Good gods, I’d almost walked out into the hall without it or a hood. Other than my guardians—the Duke and Duchess—and Tawny, only Vikter and Rylan were allowed to see me without my veil. Well, the Queen and King could, and Ian was permitted, but obviously, they weren’t here. If anyone else had been in the hall, they would’ve possibly fallen over in a dead faint.

“I’ll be right back!”

His grin increased as I whipped around and hurried back into the room, slipping the veil over my head. It took a little more than a couple of minutes to clasp all the little chains so it was secured in place. Tawny was so much faster at it than I was.

I started back out—

“Shoes, Pen. You should put some shoes on.”

Looking down at myself, I let out a very unladylike groan. “Gods! One moment.”

Rylan chuckled.

Totally scatterbrained, I toed on my well-worn shoes, which were nothing more than satin and a thin leather sole, and then reopened the door.

“Having a bad day?” Rylan mused as he joined me in my room.

“Having a weird day,” I countered, heading for the old servants’ access. “A forgetful one.”

“It must be for you to not realize the time.”

Rylan was right. Unless something was going on, both he and Vikter were always ready for me just before dusk.

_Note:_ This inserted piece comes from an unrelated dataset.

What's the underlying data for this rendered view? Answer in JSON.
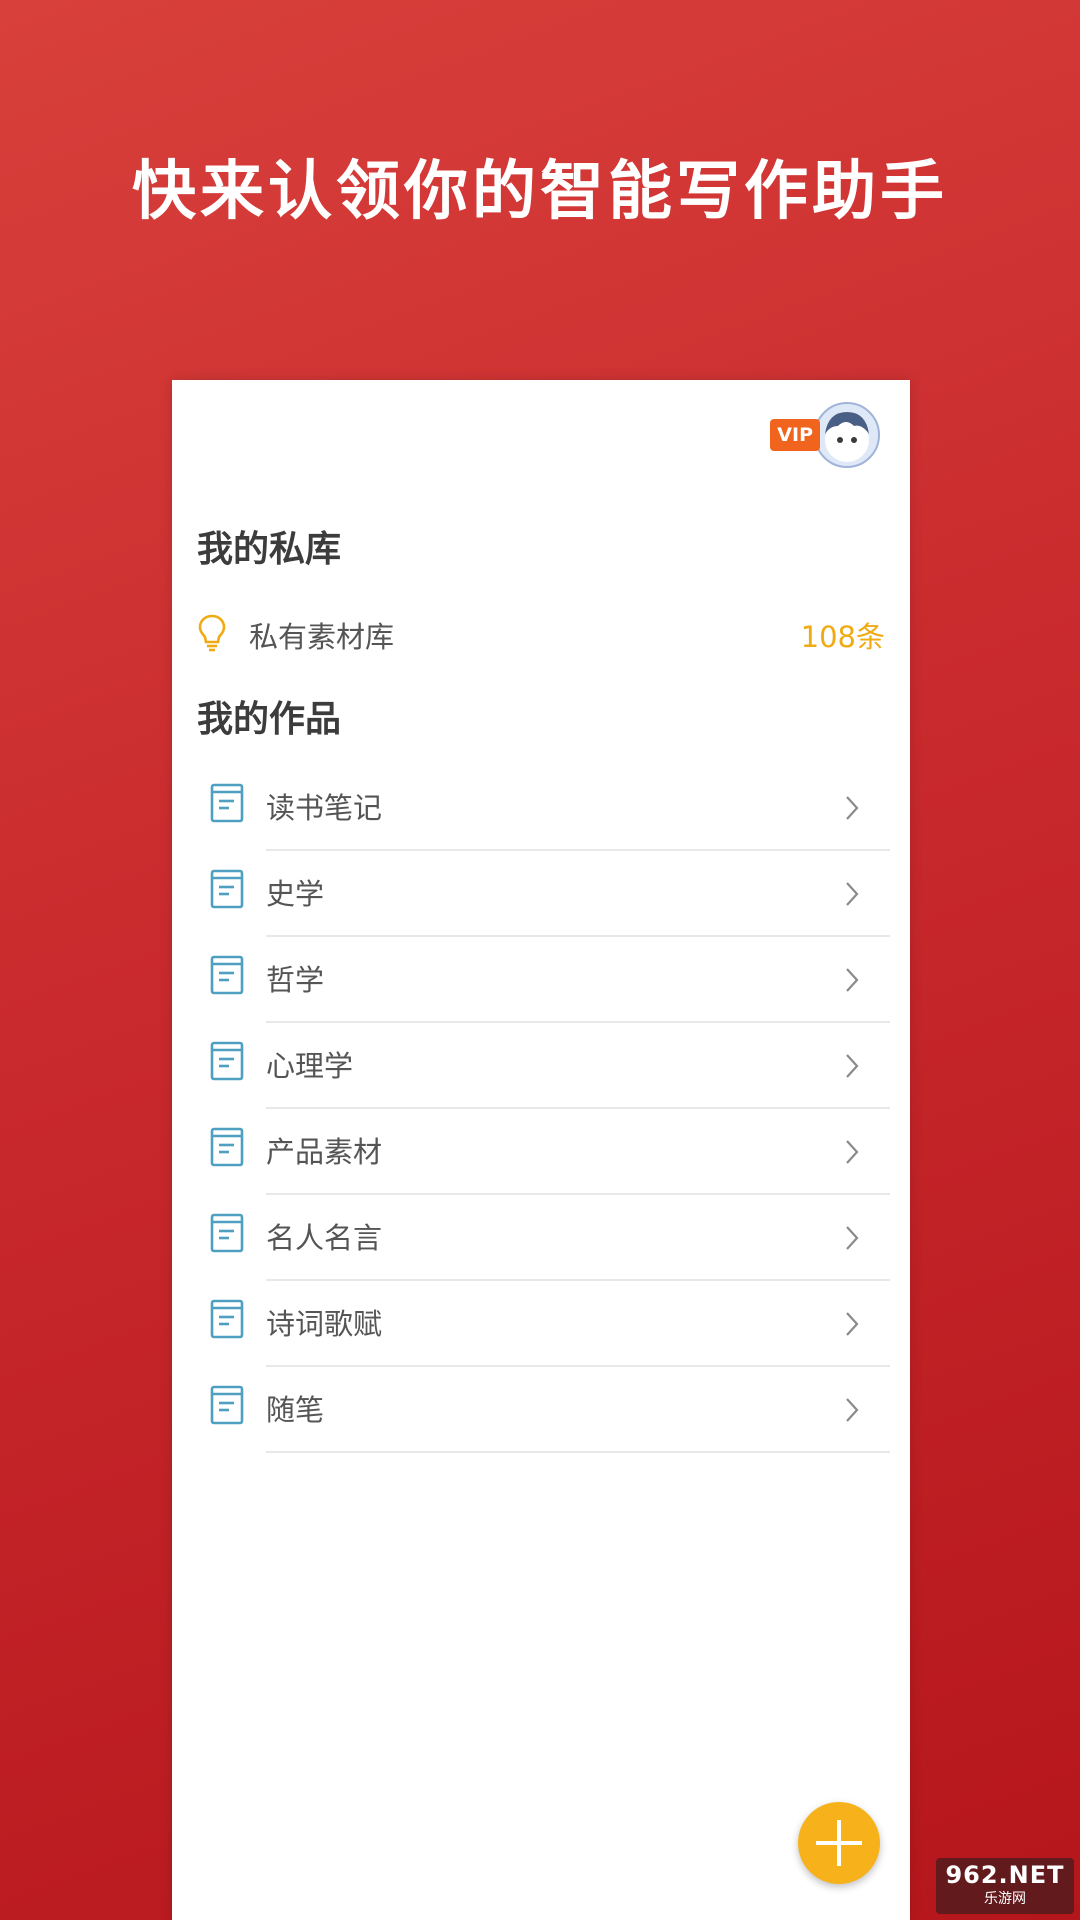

Our pace was quick as we hurried down the narrow, dusty staircase. It emptied out into an area beside the kitchen, and while we took the old access to avoid being seen as much as possible, it wasn’t completely avoidable. Kitchen servants stopped mid-step as Rylan and I passed them, their brown garb and white caps making them nearly indistinguishable from one another. I heard a basket of potatoes hit the floor and the harsh, biting reprimand. Out of the corner of my eye, I saw blurred faces bow their heads as if they were praying.

I swallowed a groan while Rylan did what he always did and pretended that there was nothing off about their behavior.

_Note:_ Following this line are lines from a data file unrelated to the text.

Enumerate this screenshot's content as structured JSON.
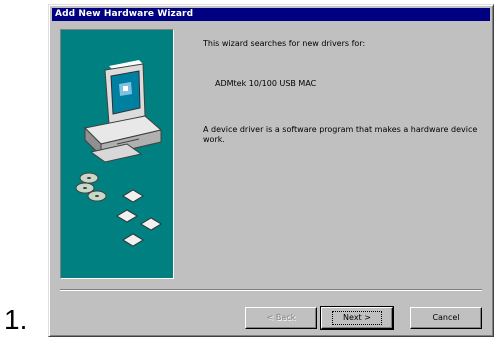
{
  "list_number": "1.",
  "window": {
    "title": "Add New Hardware Wizard"
  },
  "illustration": {
    "icon": "computer-with-cds-and-floppies-icon",
    "background_color": "#008080"
  },
  "content": {
    "intro": "This wizard searches for new drivers for:",
    "device_name": "ADMtek 10/100 USB MAC",
    "description": "A device driver is a software program that makes a hardware device work."
  },
  "buttons": {
    "back_label": "< Back",
    "next_label": "Next >",
    "cancel_label": "Cancel"
  },
  "colors": {
    "title_bar": "#000080",
    "dialog_face": "#c0c0c0",
    "panel": "#008080"
  }
}
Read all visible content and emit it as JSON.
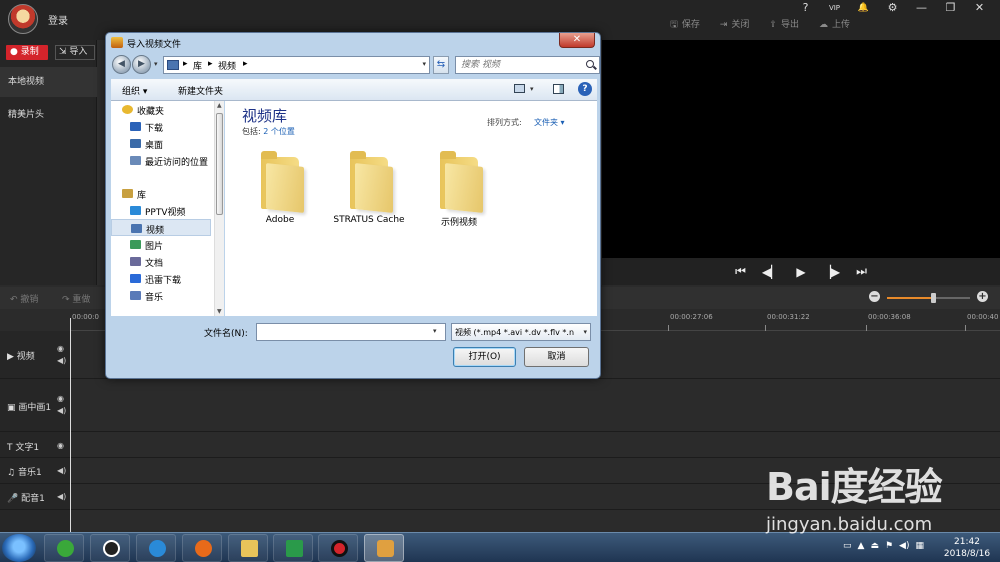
{
  "app": {
    "login_label": "登录",
    "window_controls": [
      "?",
      "VIP",
      "🔔",
      "⚙",
      "—",
      "❐",
      "✕"
    ],
    "actions": [
      {
        "icon": "save-icon",
        "glyph": "🖫",
        "label": "保存"
      },
      {
        "icon": "close-project-icon",
        "glyph": "⇥",
        "label": "关闭"
      },
      {
        "icon": "export-icon",
        "glyph": "⇪",
        "label": "导出"
      },
      {
        "icon": "upload-icon",
        "glyph": "☁",
        "label": "上传"
      }
    ],
    "record_label": "录制",
    "import_label": "导入",
    "nav": {
      "local_video": "本地视频",
      "clips": "精美片头"
    },
    "undo_label": "撤销",
    "redo_label": "重做",
    "zoom_level": 0.55,
    "ruler_ticks": [
      "00:00:0",
      "00:00:27:06",
      "00:00:31:22",
      "00:00:36:08",
      "00:00:40"
    ],
    "tracks": [
      {
        "label": "视频",
        "icon": "video-track-icon"
      },
      {
        "label": "画中画1",
        "icon": "pip-track-icon"
      },
      {
        "label": "文字1",
        "icon": "text-track-icon"
      },
      {
        "label": "音乐1",
        "icon": "music-track-icon"
      },
      {
        "label": "配音1",
        "icon": "voiceover-track-icon"
      }
    ],
    "accent_color": "#d4242b"
  },
  "dialog": {
    "title": "导入视频文件",
    "close_glyph": "✕",
    "breadcrumb": [
      "库",
      "视频"
    ],
    "search_placeholder": "搜索 视频",
    "organize_label": "组织 ▾",
    "new_folder_label": "新建文件夹",
    "nav_tree": [
      {
        "label": "收藏夹",
        "icon": "favorites-star-icon",
        "indent": 0
      },
      {
        "label": "下载",
        "icon": "downloads-icon",
        "indent": 1
      },
      {
        "label": "桌面",
        "icon": "desktop-icon",
        "indent": 1
      },
      {
        "label": "最近访问的位置",
        "icon": "recent-places-icon",
        "indent": 1
      },
      {
        "label": "库",
        "icon": "libraries-icon",
        "indent": 0
      },
      {
        "label": "PPTV视频",
        "icon": "pptv-library-icon",
        "indent": 1
      },
      {
        "label": "视频",
        "icon": "videos-library-icon",
        "indent": 1,
        "selected": true
      },
      {
        "label": "图片",
        "icon": "pictures-library-icon",
        "indent": 1
      },
      {
        "label": "文档",
        "icon": "documents-library-icon",
        "indent": 1
      },
      {
        "label": "迅雷下载",
        "icon": "xunlei-download-icon",
        "indent": 1
      },
      {
        "label": "音乐",
        "icon": "music-library-icon",
        "indent": 1
      }
    ],
    "library_title": "视频库",
    "includes_prefix": "包括: ",
    "includes_link": "2 个位置",
    "sort_label": "排列方式:",
    "sort_value": "文件夹 ▾",
    "folders": [
      "Adobe",
      "STRATUS Cache",
      "示例视频"
    ],
    "filename_label": "文件名(N):",
    "filename_value": "",
    "filetype_value": "视频 (*.mp4 *.avi *.dv *.flv *.n",
    "open_label": "打开(O)",
    "cancel_label": "取消"
  },
  "taskbar": {
    "apps": [
      "start-orb",
      "360-browser-icon",
      "qq-icon",
      "video-app-icon",
      "firefox-icon",
      "file-explorer-icon",
      "media-player-icon",
      "record-app-icon",
      "editor-app-icon"
    ],
    "time": "21:42",
    "date": "2018/8/16"
  },
  "watermark": {
    "logo": "Bai度经验",
    "url": "jingyan.baidu.com"
  }
}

You’re the child of the gods.

Agnes’s words came back to me. The only reason they thought that was because of the veil and the paintings and various artworks representing the Maiden.

That and how often it was that they didn’t see me.

We started toward the banquet hall. From there, we could enter the foyer and be able to access the Queen’s Garden. There’d be more servants, but there really wasn’t any other way to access it from within the castle that didn’t require scaling a wall. We made it halfway past the long table when one of the many doors on either side opened behind us.